In Britain, 19ᵗʰ century, a unit of capacity in the pharmaceutical trade = ½ Winchester quart, about 40 imperial fluid ounces, but often as much as 10 ounces more.
The name probably comes from that of a highly successful firm of wholesale and retail druggists, the creation of Thomas Corbyn (1711 – 1791). Before his death he took as partners three apprentices, and the firm continued for decades, managed by four generations of Messers and Staceys, but trading as Corbyn, Stacey and Company.
Roy Porter and Dorothy Porter.
The Rise of the English Drugs Industry: The Role of Thomas Corbyn.
Medical History, vol. 33, pages 277-295 (1989).
Illustrations from the Wellcome Institute Library. Thomas Corbyn, Quaker Merchant.
Medical History, vol. 33, pages 371-376 (1989).
“Winchester Quart” and “Corbyn.”
—These are the names of two glass bottles in which fluids are sent out by wholesale druggists. They have round shoulders and short necks, and are of the same diameter; the “quart” is tall, and holds about 82 fluid ounces, more than half a gallon; the corbyn is squat, and holds half that quantity. The ‘N.E.D.’ makes no mention of “corbyn,” nor does it, under ‘Quart,’ mention the larger bottle. As it will be some time before it gets to W, information as to the origin of these names seems desirable.
The Winchester quart, or “Winchester,” does not appear to have any relation to the Winchester bushel, which was merely a variant of the old corn-bushel, about one per cent larger—a difference probably due to the difficulty of casting a bronze pan of exactly the right capacity.
The ‘N.E.D.’ has under ‘Chopin’: “‘A French liquid measure containing nearly a pint of Winchester’ (J. [Samuel Johnson]), i.e. half an old French pinte.” It would thus appear that in Johnson’s time there was a Winchester fluid measure of approximately French standard, in which the pint was about an old wine-quart, and the quart presumably about two wine-quarts. But both “Winchester quart” and “corbyn” correspond, not to this old wine-standard, but to that of the old ale-gallon, equal to about 163 fluid ounces, the imperial gallon being 160 ounces. Did they become increased from the standard of the old wine-gallon, 133 ounces (or the French galon or half-velte, 139 ounces) to that of the ale-gallon?

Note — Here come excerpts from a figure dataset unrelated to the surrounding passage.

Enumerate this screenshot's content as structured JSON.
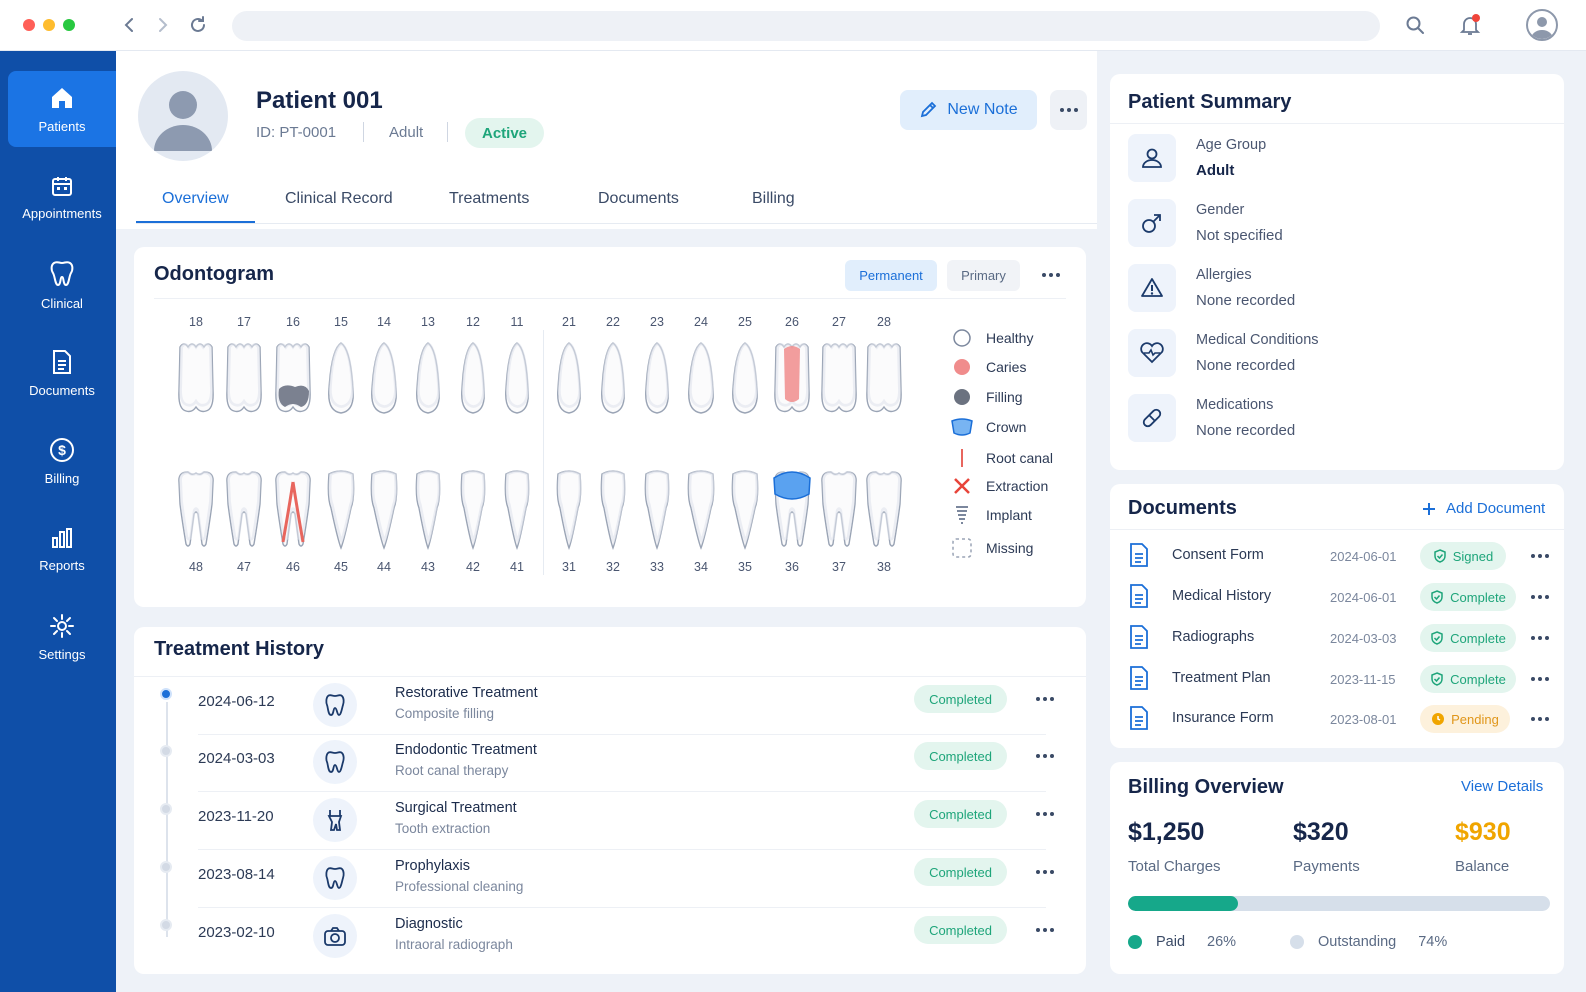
{
  "browser": {
    "window_controls": [
      "close",
      "minimize",
      "maximize"
    ],
    "address": ""
  },
  "sidebar": {
    "items": [
      {
        "label": "Patients",
        "icon": "home-icon",
        "active": true
      },
      {
        "label": "Appointments",
        "icon": "calendar-icon"
      },
      {
        "label": "Clinical",
        "icon": "tooth-icon"
      },
      {
        "label": "Documents",
        "icon": "document-icon"
      },
      {
        "label": "Billing",
        "icon": "dollar-icon"
      },
      {
        "label": "Reports",
        "icon": "bar-chart-icon"
      },
      {
        "label": "Settings",
        "icon": "gear-icon"
      }
    ]
  },
  "patient": {
    "name": "Patient 001",
    "id": "ID: PT-0001",
    "age_group": "Adult",
    "status": "Active"
  },
  "header": {
    "new_note": "New Note"
  },
  "tabs": [
    "Overview",
    "Clinical Record",
    "Treatments",
    "Documents",
    "Billing"
  ],
  "odontogram": {
    "title": "Odontogram",
    "views": [
      "Permanent",
      "Primary"
    ],
    "active_view": "Permanent",
    "upper": [
      "18",
      "17",
      "16",
      "15",
      "14",
      "13",
      "12",
      "11",
      "21",
      "22",
      "23",
      "24",
      "25",
      "26",
      "27",
      "28"
    ],
    "lower": [
      "48",
      "47",
      "46",
      "45",
      "44",
      "43",
      "42",
      "41",
      "31",
      "32",
      "33",
      "34",
      "35",
      "36",
      "37",
      "38"
    ],
    "conditions": {
      "16": "Filling",
      "26": "Caries",
      "46": "Root canal",
      "36": "Crown"
    },
    "legend": [
      "Healthy",
      "Caries",
      "Filling",
      "Crown",
      "Root canal",
      "Extraction",
      "Implant",
      "Missing"
    ]
  },
  "treatment_history": {
    "title": "Treatment History",
    "items": [
      {
        "date": "2024-06-12",
        "title": "Restorative Treatment",
        "subtitle": "Composite filling",
        "status": "Completed",
        "icon": "tooth-icon"
      },
      {
        "date": "2024-03-03",
        "title": "Endodontic Treatment",
        "subtitle": "Root canal therapy",
        "status": "Completed",
        "icon": "tooth-icon"
      },
      {
        "date": "2023-11-20",
        "title": "Surgical Treatment",
        "subtitle": "Tooth extraction",
        "status": "Completed",
        "icon": "extraction-icon"
      },
      {
        "date": "2023-08-14",
        "title": "Prophylaxis",
        "subtitle": "Professional cleaning",
        "status": "Completed",
        "icon": "tooth-icon"
      },
      {
        "date": "2023-02-10",
        "title": "Diagnostic",
        "subtitle": "Intraoral radiograph",
        "status": "Completed",
        "icon": "camera-icon"
      }
    ]
  },
  "summary": {
    "title": "Patient Summary",
    "items": [
      {
        "label": "Age Group",
        "value": "Adult",
        "icon": "person-icon"
      },
      {
        "label": "Gender",
        "value": "Not specified",
        "icon": "gender-icon"
      },
      {
        "label": "Allergies",
        "value": "None recorded",
        "icon": "warning-icon"
      },
      {
        "label": "Medical Conditions",
        "value": "None recorded",
        "icon": "heart-pulse-icon"
      },
      {
        "label": "Medications",
        "value": "None recorded",
        "icon": "pill-icon"
      }
    ]
  },
  "documents": {
    "title": "Documents",
    "add_label": "Add Document",
    "items": [
      {
        "name": "Consent Form",
        "date": "2024-06-01",
        "status": "Signed"
      },
      {
        "name": "Medical History",
        "date": "2024-06-01",
        "status": "Complete"
      },
      {
        "name": "Radiographs",
        "date": "2024-03-03",
        "status": "Complete"
      },
      {
        "name": "Treatment Plan",
        "date": "2023-11-15",
        "status": "Complete"
      },
      {
        "name": "Insurance Form",
        "date": "2023-08-01",
        "status": "Pending"
      }
    ]
  },
  "billing": {
    "title": "Billing Overview",
    "view_details": "View Details",
    "total": "$1,250",
    "total_label": "Total Charges",
    "payments": "$320",
    "payments_label": "Payments",
    "balance": "$930",
    "balance_label": "Balance",
    "paid_label": "Paid",
    "paid_pct": "26%",
    "outstanding_label": "Outstanding",
    "outstanding_pct": "74%",
    "paid_fraction": 0.26
  },
  "colors": {
    "primary": "#1b6fd8",
    "sidebar": "#0f4fa8",
    "success": "#1ea57a",
    "warning": "#f0a500",
    "caries": "#f08c8c",
    "filling": "#6b7280"
  }
}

There does not seem any probability of their having come from the Channel Islands (in the diocese of Winchester). Guernsey has a “quinte,” one-fifth of the standard “denerel,” equal, for corn, to our old bushel; but it has no quart, at least no local quart. Jersey has a gallon equal to 143 fluid ounces.
As to the name “corbyn,” it may have been originally a proper name attached to this peculiar shape of bottle, half the Winchester quart.
Notes and Queries, 2nd series, vol. 2, pages 405-6, (19 November 1910).
A “WINCHESTER QUART.”-Dr. George Suttie, of Detroit, writes the BULLETIN and quotes a passage from the letter of an Edinburgh pharmacist on this subject: “A Winchester quart bottle is one which holds nominally eighty ounces, but in reality such bottles hold ninety ounces fluid, and wholesale druggists often have them made to hold five imperial pints, or a hundred ounces, when they wish to make their accounts as large as possible. There is another bottle, called a Corbyn quart, which holds forty to forty-five ounces, but really these terms are now obsolete, or should be.”
Bulletin of Pharmacy, vol. 9 no. 3, page 139, (March 1895).
Some 6-oz. marked dispensing bottles held from 4 to 6 drachms too much when made by another firm, whilst 4-oz. of the same make were perfectly accurate; 90-oz. Winchesters more frequently hold 100 oz. Corbyn quarts in one case are accurate, but in another case are 8 to 10 oz. in excess.
The Chemist and Druggist, vol. 29, page 473 (October 2, 1886).